Giro E è una Mille Miglia delle biciclette, una manifestazione che esalta la bellezza dell’Italia e consente di goderla dalla sella di una bicicletta, immersi in paesaggi mozzafiato e nell’atmosfera del Giro d’Italia”, spiega Paolo Bellino, Amministratore Delegato di RCS Sport e ideatore di Giro E.

È tante cose assieme, questo evento che non solo è il primo Grande Giro elettrico della storia, ma è anche il primo evento di rilevanza mondiale dedicato alle bici a pedalata assistita. Da un lato, è un posto in prima fila sul Giro d’Italia: i partecipanti potranno vivere l’emozione del foglio firma alla partenza, di percorrere le strade del Giro nei giorni del Giro, dello scenario e del pubblico della “corsa più dura del mondo nel Paese più bello del mondo”, tagliando il traguardo sotto l’arco finora riservato a campionissimi come Vincenzo Nibali, Tom Dumoulin e Chris Froome e salendo sul loro stesso podio, per poi ristorarsi in una hospitality dedicata, dove assistere alla volata dei pro.

Tutto questo grazie alla bici a pedalata assistita, che rende i tapponi dolomitici o il Muro di Sormano alla portata di ciclisti normali, consentendo loro di godersi il paesaggio senza l’affanno tipico delle bici muscolari.

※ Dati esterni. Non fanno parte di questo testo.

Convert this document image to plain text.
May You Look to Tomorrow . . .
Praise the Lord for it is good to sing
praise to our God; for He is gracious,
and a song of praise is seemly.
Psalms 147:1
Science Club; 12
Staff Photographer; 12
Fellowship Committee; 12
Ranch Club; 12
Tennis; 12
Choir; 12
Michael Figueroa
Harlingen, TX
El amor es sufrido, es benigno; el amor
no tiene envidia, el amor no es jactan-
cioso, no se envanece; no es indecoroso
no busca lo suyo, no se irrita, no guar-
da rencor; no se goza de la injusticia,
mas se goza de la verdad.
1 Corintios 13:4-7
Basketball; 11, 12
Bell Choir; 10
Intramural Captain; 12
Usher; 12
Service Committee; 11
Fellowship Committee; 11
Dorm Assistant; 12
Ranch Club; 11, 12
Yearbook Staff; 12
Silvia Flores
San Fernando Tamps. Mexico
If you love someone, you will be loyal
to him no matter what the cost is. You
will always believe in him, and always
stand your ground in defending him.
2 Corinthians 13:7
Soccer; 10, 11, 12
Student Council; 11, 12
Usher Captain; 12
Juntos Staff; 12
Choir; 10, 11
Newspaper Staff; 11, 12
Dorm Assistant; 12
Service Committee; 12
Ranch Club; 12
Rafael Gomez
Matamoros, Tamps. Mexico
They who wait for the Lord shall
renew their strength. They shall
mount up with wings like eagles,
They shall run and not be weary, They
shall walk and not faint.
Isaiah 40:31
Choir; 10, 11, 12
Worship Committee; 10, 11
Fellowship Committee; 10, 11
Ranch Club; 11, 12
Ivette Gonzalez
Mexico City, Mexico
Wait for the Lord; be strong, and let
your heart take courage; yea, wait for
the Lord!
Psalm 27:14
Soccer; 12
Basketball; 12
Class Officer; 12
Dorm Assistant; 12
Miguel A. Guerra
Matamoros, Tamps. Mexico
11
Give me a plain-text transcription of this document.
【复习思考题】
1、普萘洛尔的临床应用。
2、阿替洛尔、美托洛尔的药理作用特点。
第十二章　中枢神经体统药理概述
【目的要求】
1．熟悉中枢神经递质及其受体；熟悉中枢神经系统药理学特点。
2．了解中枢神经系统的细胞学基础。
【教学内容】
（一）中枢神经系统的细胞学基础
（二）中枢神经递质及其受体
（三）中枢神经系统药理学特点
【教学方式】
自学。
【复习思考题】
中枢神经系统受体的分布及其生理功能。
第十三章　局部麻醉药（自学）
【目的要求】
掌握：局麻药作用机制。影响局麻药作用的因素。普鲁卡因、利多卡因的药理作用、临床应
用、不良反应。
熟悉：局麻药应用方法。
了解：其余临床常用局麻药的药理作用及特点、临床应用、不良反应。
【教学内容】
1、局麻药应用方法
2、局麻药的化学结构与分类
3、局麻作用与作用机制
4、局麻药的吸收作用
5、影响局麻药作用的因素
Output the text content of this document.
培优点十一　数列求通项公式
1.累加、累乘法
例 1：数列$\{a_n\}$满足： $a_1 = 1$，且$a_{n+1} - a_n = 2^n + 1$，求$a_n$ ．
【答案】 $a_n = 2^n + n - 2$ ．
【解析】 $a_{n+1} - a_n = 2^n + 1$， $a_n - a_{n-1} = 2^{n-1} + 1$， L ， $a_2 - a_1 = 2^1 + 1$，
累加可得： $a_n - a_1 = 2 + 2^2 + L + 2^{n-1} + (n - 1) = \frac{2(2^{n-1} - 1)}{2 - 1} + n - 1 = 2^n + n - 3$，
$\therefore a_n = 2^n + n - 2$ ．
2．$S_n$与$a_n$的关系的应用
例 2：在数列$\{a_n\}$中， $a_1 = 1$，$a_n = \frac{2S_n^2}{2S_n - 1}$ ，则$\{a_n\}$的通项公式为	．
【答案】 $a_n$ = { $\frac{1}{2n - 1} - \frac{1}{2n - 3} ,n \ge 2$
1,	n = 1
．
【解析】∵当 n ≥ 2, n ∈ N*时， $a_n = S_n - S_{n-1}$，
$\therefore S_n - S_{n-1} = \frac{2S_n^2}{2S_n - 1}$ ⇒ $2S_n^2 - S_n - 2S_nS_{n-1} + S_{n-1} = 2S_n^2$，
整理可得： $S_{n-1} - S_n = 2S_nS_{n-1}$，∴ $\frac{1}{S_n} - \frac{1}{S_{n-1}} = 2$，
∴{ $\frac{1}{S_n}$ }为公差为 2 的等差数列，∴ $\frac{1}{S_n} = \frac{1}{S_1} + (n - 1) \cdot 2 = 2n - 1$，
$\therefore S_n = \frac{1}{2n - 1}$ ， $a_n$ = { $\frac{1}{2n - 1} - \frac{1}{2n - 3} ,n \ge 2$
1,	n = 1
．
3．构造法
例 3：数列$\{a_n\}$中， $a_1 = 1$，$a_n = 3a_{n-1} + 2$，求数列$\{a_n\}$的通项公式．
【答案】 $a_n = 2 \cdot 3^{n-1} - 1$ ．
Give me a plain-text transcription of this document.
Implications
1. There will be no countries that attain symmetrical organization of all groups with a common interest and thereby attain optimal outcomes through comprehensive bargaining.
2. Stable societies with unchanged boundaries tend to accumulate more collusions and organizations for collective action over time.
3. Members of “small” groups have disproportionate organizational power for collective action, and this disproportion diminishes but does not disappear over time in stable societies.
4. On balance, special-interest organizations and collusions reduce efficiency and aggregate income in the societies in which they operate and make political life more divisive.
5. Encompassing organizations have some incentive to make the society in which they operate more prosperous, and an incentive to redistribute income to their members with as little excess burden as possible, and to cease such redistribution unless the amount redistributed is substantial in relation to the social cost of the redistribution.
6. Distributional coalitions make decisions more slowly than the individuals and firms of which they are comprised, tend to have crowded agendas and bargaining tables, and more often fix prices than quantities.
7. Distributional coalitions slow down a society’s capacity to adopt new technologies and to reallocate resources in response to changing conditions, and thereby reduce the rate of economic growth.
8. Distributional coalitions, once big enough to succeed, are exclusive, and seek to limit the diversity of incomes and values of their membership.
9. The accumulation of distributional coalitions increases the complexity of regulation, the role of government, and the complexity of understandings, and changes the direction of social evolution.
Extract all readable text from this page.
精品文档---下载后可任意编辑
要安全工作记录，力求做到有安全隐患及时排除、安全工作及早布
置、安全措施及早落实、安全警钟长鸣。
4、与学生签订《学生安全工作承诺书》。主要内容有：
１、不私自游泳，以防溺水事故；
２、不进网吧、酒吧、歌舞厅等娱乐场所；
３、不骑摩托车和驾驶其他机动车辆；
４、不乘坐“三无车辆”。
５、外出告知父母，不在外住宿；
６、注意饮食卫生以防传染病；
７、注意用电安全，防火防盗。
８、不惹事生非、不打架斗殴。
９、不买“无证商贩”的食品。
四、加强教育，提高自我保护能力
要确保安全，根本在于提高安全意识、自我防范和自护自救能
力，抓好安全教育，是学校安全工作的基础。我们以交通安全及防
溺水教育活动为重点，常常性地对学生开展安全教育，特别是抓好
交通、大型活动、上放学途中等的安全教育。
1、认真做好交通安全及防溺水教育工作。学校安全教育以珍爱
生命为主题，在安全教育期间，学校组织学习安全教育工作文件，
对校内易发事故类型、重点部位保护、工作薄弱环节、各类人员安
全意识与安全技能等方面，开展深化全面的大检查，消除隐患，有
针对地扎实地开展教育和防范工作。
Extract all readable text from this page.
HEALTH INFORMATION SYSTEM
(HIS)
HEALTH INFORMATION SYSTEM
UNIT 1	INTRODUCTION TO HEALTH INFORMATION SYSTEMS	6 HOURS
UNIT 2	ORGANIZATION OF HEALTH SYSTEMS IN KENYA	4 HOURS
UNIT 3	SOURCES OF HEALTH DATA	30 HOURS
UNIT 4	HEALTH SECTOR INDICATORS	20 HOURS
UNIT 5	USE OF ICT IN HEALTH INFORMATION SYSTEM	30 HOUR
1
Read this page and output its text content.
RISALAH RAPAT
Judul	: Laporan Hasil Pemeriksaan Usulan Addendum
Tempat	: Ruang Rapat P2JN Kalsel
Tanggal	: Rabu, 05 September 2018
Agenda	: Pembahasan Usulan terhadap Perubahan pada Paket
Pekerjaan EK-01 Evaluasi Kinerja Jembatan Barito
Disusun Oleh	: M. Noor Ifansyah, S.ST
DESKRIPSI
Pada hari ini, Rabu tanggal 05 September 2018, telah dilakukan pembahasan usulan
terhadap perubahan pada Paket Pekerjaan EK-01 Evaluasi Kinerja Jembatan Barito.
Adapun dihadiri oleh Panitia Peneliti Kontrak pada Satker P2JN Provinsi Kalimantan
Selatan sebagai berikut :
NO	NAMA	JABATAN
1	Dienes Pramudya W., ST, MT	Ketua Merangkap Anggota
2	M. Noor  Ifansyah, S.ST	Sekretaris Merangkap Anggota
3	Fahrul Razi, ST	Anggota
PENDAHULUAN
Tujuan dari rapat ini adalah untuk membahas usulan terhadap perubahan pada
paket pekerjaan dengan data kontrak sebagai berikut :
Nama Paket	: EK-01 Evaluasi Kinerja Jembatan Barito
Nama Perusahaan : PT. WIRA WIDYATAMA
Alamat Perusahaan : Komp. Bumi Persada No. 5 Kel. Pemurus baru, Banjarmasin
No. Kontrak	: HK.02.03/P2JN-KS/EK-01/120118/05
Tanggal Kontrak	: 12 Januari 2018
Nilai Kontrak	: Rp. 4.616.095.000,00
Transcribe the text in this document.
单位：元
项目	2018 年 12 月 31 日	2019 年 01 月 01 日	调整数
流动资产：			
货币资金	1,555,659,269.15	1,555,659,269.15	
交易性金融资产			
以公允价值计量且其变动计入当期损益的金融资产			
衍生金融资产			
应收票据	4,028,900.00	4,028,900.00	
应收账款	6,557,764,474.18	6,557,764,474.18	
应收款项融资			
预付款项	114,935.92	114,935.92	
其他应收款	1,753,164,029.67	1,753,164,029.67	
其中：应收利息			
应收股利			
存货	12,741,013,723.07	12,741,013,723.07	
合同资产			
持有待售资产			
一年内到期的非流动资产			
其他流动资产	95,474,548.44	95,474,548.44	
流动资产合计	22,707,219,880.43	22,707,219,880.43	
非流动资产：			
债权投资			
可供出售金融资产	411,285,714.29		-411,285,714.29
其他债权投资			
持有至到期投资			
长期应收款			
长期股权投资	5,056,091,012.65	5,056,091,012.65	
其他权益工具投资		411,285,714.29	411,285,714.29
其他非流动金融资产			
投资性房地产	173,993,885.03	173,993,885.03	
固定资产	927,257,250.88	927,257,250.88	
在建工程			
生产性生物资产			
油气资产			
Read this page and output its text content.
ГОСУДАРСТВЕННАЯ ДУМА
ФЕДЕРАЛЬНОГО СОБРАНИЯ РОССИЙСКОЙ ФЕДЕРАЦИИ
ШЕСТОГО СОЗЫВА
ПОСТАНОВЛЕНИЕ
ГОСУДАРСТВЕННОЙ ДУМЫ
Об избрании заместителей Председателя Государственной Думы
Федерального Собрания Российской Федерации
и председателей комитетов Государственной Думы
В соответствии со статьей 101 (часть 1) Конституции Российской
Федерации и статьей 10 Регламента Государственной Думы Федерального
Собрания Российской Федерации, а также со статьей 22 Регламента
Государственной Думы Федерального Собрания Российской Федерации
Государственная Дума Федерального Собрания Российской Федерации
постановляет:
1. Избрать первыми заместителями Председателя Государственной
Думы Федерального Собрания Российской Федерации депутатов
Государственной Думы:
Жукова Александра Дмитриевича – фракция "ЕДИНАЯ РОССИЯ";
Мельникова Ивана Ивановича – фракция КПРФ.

Divisi in squadre di sei componenti, troveranno il sale della sfida in alcune prove di regolarità, dalle quali verrà poi ricavata una classifica. Ogni squadra avrà un capitano, che vestirà una delle quattro Maglie del Giro E e che sarà l’uomo deputato a giocarsi la volata finale, al termine di ogni tappa. C’è chi punta sui giovani Under 23, chi su glorie del pedale più o meno recente. Già confermate, tra le altre, personalità del ciclismo come Gianni Bugno e Felice Gimondi (team BFD), le iridate Edita Pučinskaitė, Regina Schleicher e Diana Žiliūtė del team tutto femminile Kilocal-Selle SMP, ma anche il folto gruppo di olimpionici del team Milano Cortina 2026 (Antonio Rossi, Dominik Paris, Jury Chechi, Alessandra Sensini, Cristian Zorzi), perché si sa che una festa si giudica dai nomi dei partecipanti.


Dall’altro lato, Giro E è il primo, vero banco di prova per il mondo delle e-road, le bici da corsa a pedalata assistita, e più in generale per la tecnologia elettrica applicata al mondo del ciclismo. La prima manifestazione, a livello mondiale, che pone a confronto le diverse scelte tecniche che stanno alla base dei vari progetti. E quindi anche una fiera del nuovo modo di pedalare che sta conquistando il mondo. Oltre a Pinarello, che con la sua Nytro ha cambiato la nostra percezione verso le bici da corsa elettriche, ci saranno De Rosa, Epowers, Olmo, Trek, Fusion: filosofie differenti, bici differenti, che per la prima volta saranno su strada fianco a fianco. Tutte saranno limitate nella velocità: massimo 25 chilometri orari.